128 Navy Lane Atco, New Jersey 08004
How often it is that we find something really good, only to find
that we’re just a little too late. That’s how I felt when I
found an old Farmall Regular out behind a cabinetmaker’s shop I
was visiting. The tractor was in pretty sad shape, the gas tank was
missing and who knew what else! The whole thing was rusty, though
the motor turned and it was on full steel. ‘Gotta have it,’
I thought. When I inquired about it, the owner said he wanted to
get rid of it but added, ‘You’re too late. I’ve already
sold it and I’m waiting for the guy to come and get it.’ So
this was one that got away.
That was in 1985. I went by there about a year later and sure
enough it was gone, so I forgot about it. Then in February, 1992 I
was visiting a nearby farmer when I saw this iron wheeled tractor
out by his shed. I asked if I could take a closer look and he said
okay. I looked the tractor over and there was something vaguely
familiar about it. It had no fuel tank, had full steel, was rusty,
but the engine turned. Could this be the same tractor I ran across
years ago?
Sure enough. Mr. Chapman, the farmer, got the tractor from the
cabinetmaker. He had intended to fix it up. He said he got a fuel
tank for it and even bought new decals, but never got around to
restoring it.
After some time and negotiations, we made a deal and it was
finally mine. To get it home I asked a neighbor to help and used
his trailer. After getting the tractor home, the first thing I
wanted to do was try to run it to see what I was up against. But
before I could do that I found that the clutch was totally stuck.
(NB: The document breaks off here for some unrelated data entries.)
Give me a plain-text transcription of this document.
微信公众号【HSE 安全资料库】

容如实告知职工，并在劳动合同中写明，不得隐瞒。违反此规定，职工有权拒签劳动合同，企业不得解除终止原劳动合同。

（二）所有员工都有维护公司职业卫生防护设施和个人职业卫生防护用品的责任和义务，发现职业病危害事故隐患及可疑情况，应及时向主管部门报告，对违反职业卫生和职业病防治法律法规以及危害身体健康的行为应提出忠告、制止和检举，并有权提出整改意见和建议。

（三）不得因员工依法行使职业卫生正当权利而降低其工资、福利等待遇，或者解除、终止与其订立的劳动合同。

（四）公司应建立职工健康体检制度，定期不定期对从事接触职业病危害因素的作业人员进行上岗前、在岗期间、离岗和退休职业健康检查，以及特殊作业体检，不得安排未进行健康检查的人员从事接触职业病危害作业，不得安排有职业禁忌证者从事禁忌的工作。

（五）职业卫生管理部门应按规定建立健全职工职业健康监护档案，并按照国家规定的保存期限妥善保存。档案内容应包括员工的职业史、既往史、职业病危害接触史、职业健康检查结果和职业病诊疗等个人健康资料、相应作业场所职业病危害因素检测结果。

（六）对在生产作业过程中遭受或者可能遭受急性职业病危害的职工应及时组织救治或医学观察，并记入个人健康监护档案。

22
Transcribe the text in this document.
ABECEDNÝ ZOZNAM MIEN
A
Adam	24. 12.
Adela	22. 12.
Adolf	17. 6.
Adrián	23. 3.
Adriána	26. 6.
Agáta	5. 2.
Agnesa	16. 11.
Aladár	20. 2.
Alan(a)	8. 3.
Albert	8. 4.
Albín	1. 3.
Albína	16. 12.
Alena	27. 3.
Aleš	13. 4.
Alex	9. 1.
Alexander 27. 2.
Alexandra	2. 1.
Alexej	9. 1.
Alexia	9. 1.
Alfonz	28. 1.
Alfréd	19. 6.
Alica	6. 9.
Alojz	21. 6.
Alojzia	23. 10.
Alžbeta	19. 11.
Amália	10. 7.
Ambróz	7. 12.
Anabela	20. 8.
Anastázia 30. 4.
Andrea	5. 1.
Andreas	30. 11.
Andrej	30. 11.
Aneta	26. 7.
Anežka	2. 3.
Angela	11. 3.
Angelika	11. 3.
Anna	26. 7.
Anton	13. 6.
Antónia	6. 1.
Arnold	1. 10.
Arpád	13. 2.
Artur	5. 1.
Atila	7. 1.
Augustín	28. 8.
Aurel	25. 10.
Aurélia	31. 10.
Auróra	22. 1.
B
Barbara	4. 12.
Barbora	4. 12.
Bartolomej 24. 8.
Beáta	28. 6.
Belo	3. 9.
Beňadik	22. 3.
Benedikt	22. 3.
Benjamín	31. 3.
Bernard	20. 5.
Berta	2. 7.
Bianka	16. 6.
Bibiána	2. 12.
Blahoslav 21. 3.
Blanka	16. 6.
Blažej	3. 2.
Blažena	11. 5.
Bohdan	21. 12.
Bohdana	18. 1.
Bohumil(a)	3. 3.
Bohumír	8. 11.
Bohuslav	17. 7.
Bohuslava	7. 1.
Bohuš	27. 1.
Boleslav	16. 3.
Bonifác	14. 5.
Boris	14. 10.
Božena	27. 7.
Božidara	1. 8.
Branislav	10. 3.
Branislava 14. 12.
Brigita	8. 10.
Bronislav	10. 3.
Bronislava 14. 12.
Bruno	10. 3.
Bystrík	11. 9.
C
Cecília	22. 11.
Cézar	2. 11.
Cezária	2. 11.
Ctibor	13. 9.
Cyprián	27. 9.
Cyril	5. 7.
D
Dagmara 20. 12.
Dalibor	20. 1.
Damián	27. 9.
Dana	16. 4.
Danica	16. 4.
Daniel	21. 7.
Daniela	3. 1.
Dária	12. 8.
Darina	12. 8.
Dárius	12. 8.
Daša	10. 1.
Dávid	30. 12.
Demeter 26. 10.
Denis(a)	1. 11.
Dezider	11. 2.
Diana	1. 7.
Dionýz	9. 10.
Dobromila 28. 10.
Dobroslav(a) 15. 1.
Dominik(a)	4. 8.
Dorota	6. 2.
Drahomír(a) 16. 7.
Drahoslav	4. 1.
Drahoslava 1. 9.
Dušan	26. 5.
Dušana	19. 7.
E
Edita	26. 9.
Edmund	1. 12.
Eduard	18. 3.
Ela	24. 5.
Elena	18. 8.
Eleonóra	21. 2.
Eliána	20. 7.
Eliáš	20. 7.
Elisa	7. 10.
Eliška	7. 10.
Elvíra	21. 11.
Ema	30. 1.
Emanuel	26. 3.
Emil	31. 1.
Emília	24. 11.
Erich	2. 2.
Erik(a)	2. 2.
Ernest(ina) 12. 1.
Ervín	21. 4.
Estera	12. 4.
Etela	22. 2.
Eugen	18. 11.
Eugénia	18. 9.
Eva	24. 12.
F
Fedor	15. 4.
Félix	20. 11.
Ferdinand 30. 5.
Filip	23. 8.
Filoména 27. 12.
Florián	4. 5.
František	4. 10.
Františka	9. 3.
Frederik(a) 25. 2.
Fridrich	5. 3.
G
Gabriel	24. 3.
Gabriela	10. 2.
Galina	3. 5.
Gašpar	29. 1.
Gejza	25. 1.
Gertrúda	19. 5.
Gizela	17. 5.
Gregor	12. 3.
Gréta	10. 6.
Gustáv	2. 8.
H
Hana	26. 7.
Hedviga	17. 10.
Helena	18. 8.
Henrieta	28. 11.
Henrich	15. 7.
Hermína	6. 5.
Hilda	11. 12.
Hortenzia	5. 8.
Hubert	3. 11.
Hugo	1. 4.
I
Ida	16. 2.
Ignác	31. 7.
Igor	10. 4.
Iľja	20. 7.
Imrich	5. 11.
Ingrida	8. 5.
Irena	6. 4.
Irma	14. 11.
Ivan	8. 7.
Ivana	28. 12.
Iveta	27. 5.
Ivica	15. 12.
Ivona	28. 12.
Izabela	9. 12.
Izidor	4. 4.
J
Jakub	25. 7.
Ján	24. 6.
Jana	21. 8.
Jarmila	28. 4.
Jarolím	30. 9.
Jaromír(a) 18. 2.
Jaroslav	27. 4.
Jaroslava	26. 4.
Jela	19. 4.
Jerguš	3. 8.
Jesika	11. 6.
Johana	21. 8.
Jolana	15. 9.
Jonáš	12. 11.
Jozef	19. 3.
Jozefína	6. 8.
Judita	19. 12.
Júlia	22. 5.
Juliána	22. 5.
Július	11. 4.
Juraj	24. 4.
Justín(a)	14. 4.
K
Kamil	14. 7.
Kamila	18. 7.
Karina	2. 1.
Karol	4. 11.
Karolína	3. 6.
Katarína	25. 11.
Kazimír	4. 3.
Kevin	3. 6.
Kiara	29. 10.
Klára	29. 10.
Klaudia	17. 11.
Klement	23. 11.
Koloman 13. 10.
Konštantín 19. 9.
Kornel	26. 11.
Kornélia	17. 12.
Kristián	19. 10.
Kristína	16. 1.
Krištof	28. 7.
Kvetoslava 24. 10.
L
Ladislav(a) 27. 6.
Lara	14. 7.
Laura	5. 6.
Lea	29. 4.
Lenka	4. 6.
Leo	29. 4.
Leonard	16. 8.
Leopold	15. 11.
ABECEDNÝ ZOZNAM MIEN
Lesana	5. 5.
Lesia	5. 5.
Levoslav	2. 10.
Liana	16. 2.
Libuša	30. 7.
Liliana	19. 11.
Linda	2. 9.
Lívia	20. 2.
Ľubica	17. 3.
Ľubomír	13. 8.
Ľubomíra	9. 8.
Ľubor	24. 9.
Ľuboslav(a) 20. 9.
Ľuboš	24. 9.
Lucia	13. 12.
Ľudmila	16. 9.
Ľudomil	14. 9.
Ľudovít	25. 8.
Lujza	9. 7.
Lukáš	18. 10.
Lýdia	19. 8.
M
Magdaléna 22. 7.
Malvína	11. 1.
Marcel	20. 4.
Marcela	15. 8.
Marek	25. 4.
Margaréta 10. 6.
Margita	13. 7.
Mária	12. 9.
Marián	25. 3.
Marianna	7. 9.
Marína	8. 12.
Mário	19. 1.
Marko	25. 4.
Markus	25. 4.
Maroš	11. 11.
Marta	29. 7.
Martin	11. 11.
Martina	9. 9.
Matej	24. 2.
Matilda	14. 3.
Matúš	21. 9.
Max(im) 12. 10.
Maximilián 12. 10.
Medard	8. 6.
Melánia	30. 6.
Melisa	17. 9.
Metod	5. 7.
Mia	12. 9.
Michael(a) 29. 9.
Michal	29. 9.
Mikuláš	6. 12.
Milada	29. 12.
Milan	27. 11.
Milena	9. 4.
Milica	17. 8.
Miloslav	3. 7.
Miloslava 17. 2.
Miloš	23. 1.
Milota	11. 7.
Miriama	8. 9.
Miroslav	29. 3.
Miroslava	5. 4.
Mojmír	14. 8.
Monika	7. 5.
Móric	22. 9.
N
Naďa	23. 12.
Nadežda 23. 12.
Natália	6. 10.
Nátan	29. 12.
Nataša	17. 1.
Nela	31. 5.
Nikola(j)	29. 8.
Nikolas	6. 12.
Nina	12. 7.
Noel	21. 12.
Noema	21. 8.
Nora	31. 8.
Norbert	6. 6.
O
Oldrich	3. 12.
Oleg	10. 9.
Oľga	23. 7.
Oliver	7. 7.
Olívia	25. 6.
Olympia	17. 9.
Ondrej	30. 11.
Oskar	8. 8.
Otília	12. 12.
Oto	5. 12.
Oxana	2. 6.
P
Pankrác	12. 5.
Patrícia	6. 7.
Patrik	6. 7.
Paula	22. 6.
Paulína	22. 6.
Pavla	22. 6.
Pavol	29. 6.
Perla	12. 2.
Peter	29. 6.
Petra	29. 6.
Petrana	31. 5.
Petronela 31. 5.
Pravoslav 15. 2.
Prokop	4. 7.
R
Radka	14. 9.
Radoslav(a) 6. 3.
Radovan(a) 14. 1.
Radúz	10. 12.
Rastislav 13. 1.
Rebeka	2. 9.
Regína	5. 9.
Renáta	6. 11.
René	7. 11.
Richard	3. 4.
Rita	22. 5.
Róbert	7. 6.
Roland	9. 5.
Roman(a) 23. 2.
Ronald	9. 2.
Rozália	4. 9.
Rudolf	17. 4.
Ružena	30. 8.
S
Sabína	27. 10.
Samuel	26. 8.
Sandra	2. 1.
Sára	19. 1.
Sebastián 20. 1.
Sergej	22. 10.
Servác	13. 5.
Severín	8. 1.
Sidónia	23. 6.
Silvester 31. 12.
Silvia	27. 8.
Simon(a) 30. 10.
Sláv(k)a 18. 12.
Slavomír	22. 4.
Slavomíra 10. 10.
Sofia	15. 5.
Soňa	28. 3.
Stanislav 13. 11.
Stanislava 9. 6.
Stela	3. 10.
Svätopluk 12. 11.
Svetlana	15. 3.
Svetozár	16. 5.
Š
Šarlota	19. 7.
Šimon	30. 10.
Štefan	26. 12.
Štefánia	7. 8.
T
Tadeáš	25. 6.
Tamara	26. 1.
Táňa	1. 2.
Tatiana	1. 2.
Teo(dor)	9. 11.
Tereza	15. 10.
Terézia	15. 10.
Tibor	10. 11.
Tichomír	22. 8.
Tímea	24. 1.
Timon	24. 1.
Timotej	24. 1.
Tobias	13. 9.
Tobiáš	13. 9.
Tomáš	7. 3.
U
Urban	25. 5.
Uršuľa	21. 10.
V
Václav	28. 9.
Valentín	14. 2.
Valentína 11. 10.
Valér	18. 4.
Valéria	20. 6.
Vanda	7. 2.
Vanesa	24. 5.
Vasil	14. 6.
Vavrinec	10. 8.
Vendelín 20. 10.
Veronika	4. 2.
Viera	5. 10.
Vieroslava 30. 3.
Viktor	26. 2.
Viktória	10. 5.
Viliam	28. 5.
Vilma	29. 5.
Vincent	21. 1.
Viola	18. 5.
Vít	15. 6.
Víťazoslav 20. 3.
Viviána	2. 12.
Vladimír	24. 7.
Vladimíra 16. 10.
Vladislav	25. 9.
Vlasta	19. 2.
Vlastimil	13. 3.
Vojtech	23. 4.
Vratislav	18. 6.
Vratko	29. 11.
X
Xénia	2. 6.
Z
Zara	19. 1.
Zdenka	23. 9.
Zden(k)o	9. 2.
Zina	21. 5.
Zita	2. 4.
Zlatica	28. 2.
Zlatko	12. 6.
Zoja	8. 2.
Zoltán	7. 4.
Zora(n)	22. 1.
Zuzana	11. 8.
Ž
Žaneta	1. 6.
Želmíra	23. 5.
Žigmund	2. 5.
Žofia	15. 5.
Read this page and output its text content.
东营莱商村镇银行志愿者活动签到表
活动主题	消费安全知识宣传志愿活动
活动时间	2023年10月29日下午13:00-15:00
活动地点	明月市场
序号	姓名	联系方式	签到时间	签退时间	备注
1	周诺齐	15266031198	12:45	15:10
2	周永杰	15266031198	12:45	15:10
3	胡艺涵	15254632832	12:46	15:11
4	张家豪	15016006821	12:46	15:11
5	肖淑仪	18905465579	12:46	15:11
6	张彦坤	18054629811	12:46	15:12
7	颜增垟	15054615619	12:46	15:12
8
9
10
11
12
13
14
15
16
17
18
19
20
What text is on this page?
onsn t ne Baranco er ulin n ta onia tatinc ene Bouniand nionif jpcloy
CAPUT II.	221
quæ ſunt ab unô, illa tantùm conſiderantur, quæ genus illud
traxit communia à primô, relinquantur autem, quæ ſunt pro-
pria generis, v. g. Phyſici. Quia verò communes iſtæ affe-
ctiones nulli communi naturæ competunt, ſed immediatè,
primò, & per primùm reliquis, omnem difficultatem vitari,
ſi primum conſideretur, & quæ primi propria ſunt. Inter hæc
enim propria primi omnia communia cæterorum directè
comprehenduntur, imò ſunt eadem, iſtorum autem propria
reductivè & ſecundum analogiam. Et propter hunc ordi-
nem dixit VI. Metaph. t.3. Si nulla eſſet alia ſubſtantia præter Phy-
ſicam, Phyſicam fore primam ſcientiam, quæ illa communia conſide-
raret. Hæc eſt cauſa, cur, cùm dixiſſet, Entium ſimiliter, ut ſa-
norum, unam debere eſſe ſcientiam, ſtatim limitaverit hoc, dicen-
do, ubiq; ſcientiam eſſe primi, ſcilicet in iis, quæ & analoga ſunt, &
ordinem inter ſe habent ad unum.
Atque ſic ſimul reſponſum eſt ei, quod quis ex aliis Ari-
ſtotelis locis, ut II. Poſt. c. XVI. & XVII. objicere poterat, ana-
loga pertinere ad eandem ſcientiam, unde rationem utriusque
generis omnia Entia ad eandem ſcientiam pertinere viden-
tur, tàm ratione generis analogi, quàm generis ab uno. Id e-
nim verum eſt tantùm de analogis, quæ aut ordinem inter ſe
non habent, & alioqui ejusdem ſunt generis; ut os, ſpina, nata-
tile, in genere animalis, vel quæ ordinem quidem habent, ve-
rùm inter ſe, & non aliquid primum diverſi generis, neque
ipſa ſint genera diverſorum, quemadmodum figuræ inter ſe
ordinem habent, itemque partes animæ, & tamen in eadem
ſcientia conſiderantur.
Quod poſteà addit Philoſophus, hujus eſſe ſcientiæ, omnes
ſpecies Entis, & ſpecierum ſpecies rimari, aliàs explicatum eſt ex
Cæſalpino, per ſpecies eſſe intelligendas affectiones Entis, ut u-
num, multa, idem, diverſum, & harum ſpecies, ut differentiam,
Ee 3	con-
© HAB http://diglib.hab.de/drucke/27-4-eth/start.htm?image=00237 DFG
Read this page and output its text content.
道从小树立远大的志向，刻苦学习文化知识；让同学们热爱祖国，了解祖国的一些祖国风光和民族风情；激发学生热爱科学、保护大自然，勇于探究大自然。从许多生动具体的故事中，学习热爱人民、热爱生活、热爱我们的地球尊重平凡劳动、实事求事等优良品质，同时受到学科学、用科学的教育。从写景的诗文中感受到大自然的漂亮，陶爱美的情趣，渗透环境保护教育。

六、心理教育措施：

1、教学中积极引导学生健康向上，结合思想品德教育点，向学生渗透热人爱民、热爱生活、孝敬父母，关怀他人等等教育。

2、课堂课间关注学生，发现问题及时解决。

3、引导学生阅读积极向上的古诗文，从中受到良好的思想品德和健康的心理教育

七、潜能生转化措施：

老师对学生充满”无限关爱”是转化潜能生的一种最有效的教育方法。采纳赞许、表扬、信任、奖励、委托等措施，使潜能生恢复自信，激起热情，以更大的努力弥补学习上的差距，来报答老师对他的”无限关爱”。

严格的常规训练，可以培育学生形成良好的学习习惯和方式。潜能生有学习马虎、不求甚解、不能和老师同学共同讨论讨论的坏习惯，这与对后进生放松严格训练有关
After a lot of work to get it apart, I found the reason it was
stuck was because, over the many years of sitting, mice had made
the clutch housing their home, totally filling it with nesting and
virtually welding the whole thing together. My friend Allen
Samuelsen had a good clutch and pressure plate, so that was not a
problem. I rebuilt the carburetor, including making a new center
tube and rigged a makeshift fuel tank. So now I hoped it would
start, but found the timing was way off and the spring for starting
the magneto was broken so, after it was timed, I belted it up to my
Farmall C and she started right off.
It sounded great with good oil pressure. My brother-in-law Joe
Sanders got the whole event on video, which encouraged me over the
many months it was apart. The fuel tank I got with it turned out to
be for an F-20, but with the generosity of fellow collector Joe
Dunn, I not only got the right tank, but many other missing parts I
needed. By April 1993 it was painted, all back together and running
again.
So don’t despair if you miss out on some old iron, you just
might get another chance at it another time.